Emma Craigie – „Czekoladowy tort z Hitlerem. Tajny dziennik Helgi Goebbels” – recenzja i ocena
Emma Craigie, znana polskim czytelnikom jako współautorka książki Ostatni dzień Hitlera, pokusiła się o przeprowadzenie ciekawego eksperymentu. Jak mogłyby wyglądać ostatnie dni w bunkrze pod Kancelarią Rzeszy, gdyby oddać głos nastolatce? Jedynymi nieletnimi, którzy w tym czasie znajdowali się w ostatnim bastionie wodza Tysiącletniej Rzeszy były dzieci Josepha i Magdy Goebbelsów. Tym samym ich najstarsza córka stała się autorką tajnego dziennika.

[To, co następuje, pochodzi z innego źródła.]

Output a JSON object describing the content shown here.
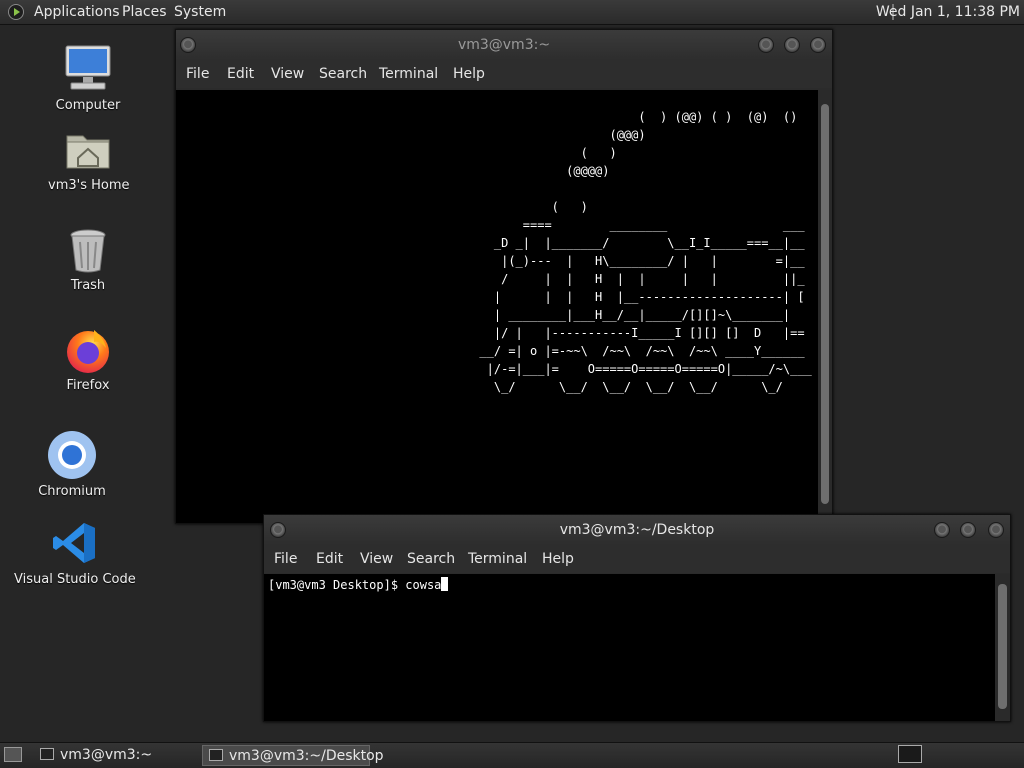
{
  "top_panel": {
    "applications": "Applications",
    "places": "Places",
    "system": "System",
    "clock": "Wed Jan  1, 11:38 PM"
  },
  "desktop_icons": {
    "computer": "Computer",
    "home": "vm3's Home",
    "trash": "Trash",
    "firefox": "Firefox",
    "chromium": "Chromium",
    "vscode": "Visual Studio Code"
  },
  "window1": {
    "title": "vm3@vm3:~",
    "menu": [
      "File",
      "Edit",
      "View",
      "Search",
      "Terminal",
      "Help"
    ],
    "content": "                                                                (  ) (@@) ( )  (@)  ()\n                                                            (@@@)\n                                                        (   )\n                                                      (@@@@)\n\n                                                    (   )\n                                                ====        ________                ___\n                                            _D _|  |_______/        \\__I_I_____===__|__\n                                             |(_)---  |   H\\________/ |   |        =|__\n                                             /     |  |   H  |  |     |   |         ||_\n                                            |      |  |   H  |__--------------------| [\n                                            | ________|___H__/__|_____/[][]~\\_______|\n                                            |/ |   |-----------I_____I [][] []  D   |==\n                                          __/ =| o |=-~~\\  /~~\\  /~~\\  /~~\\ ____Y______\n                                           |/-=|___|=    O=====O=====O=====O|_____/~\\___\n                                            \\_/      \\__/  \\__/  \\__/  \\__/      \\_/"
  },
  "window2": {
    "title": "vm3@vm3:~/Desktop",
    "menu": [
      "File",
      "Edit",
      "View",
      "Search",
      "Terminal",
      "Help"
    ],
    "prompt": "[vm3@vm3 Desktop]$ cowsa"
  },
  "taskbar": {
    "task1": "vm3@vm3:~",
    "task2": "vm3@vm3:~/Desktop"
  }
}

Czekoladowy tort z Hitlerem jest bardzo ciekawie skonstruowany. Na każdy dzień opisu atmosfery panującej w bunkrze przypada jedno wspomnienie z lat 1936-1945. Wbrew pozorom, Helga bardzo dużo rozumie ze zmian, jakie zachodzą w jej otoczeniu. Wyczuwa konflikty w swoim bezpośrednim otoczeniu, zarówno te pomiędzy rodzicami czy babcią ze strony matki, jak i w otoczeniu Hitlera. Doskonałym przykładem jest tutaj stosunek do Hermanna Göringa i jego wystawnego stylu życia.
Jeśli chodzi o bezpośrednie relacje z bunkra, to oddają one poczucie nieuchronnej klęski. Zapewnienia dorosłych o rychłym zwycięstwie nie przekonują nikogo, nawet dwunastolatki. Tylko dużo młodsze dzieci są w stanie zachować wiarę w ostateczne zwycięstwo. To odczucie jest współmierne do odczuć większości berlińczyków w tym okresie. Armia Czerwona nieuchronnie zajmuje coraz większe połacie miasta, a fanatyczny opór gaśnie. Większości obrońców idzie już jedynie o przeżycie.

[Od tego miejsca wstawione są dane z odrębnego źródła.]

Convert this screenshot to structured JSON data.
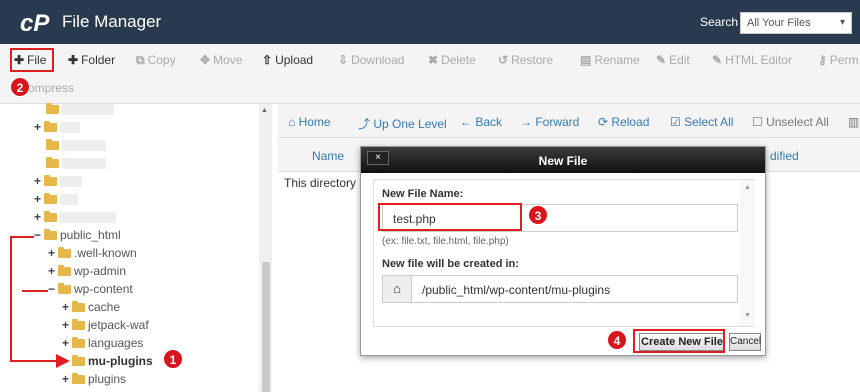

Choć Emma Craige stworzyła fikcję literacką opartą o prawdziwe wydarzenia, to jednak rzekomy tajny dziennik Helgi Goebbels przeraża i zachwyca równocześnie. Świadomość losu jakie czeka dzieci w bunkrze Hitlera, nieustanna nadzieja, że ktoś je z zabierze z tego przedsionka śmierci zdecydowanie porusza. Tak samo jak zestawienie wspomnień czasu wielkości i klęski Tysiącletniej Rzeszy. Nieuchronność zwycięstwa Armii Czerwonej pozostawała nawet w umyśle dwunastolatki. Jedno jest tylko pewne: nie przypuszczała, że śmierć nadejdzie z rąk matki.

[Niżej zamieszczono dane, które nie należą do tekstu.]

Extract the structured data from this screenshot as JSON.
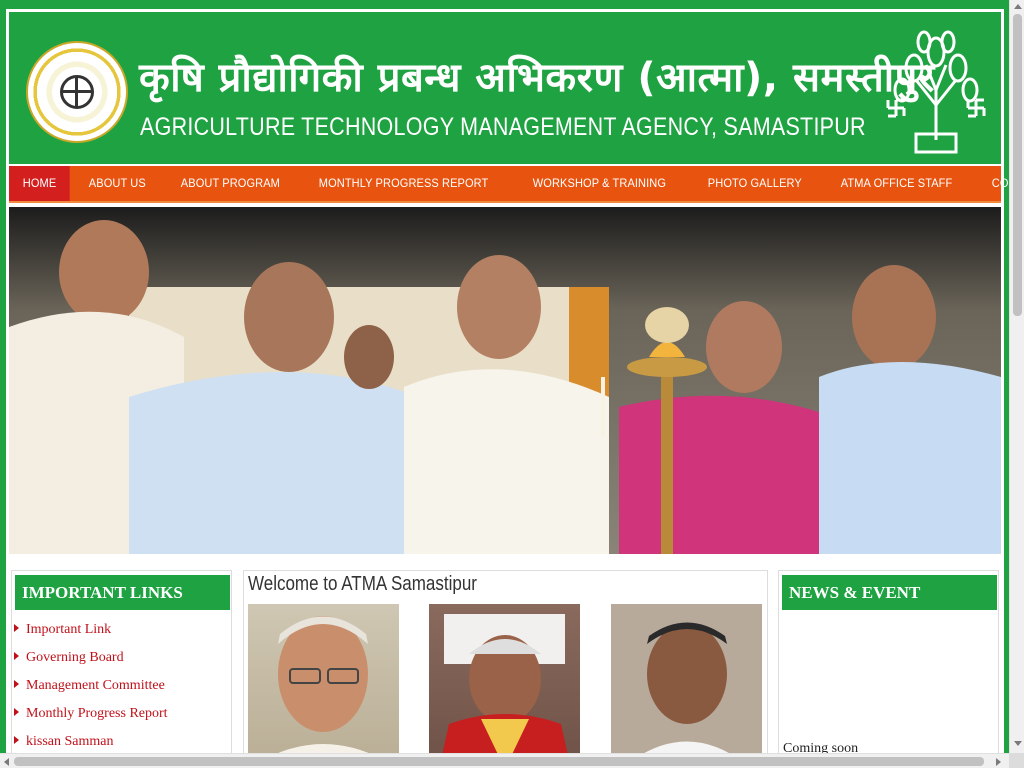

Zapewne inspiracją do takiego właśnie ujęcia końca III Rzeszy było badanie zwłok dzieci Goebbelsów. Tylko twarz Helgi wykazywała ślady użycia przemocy, jakby dziewczynkę zmuszono do przełknięcia trucizny. Być może rzeczywiście tylko ona, z całego rodzeństwa, zdawała sobie sprawę z zamiarów dorosłych. Tak samo mógł wyglądać jej ogląd nadciągającego kresu panowania nazistów. Choć bunkier dawał złudne poczucie bezpieczeństwa, to jednak huk dział zamiast się od niego oddalać, coraz bardziej się przybliżał.
Craigie nie stara się na siłę naśladować infantylnego stylu dwunastolatki. Dziennik napisany jest rzeczowo, a niepokój przed nieznanym, ale wyczuwalnym zagrożeniem przystaje wręcz do osoby dorosłej. Jednak takie prowadzenie narracji nie razi. Wszak w czasie wojny dzieci dużo szybciej dojrzewały pod względem emocjonalnym. „Dorosłość” stylu narracyjnego wpływa zresztą na lepszy odbiór tekstu, bowiem książkę czyta się naprawdę dobrze.
Fikcyjne dzienniki do tej pory nie zachwycały. Zawierały więcej wyobrażeń i „internetowej” wiedzy niż faktów. Recenzowana pozycja jest pod tym względem na dużo wyższym poziomie. Czekoladowy tort z Hitlerem. Tajny dziennik Helgi Goebbels zdecydowanie warto przeczytać.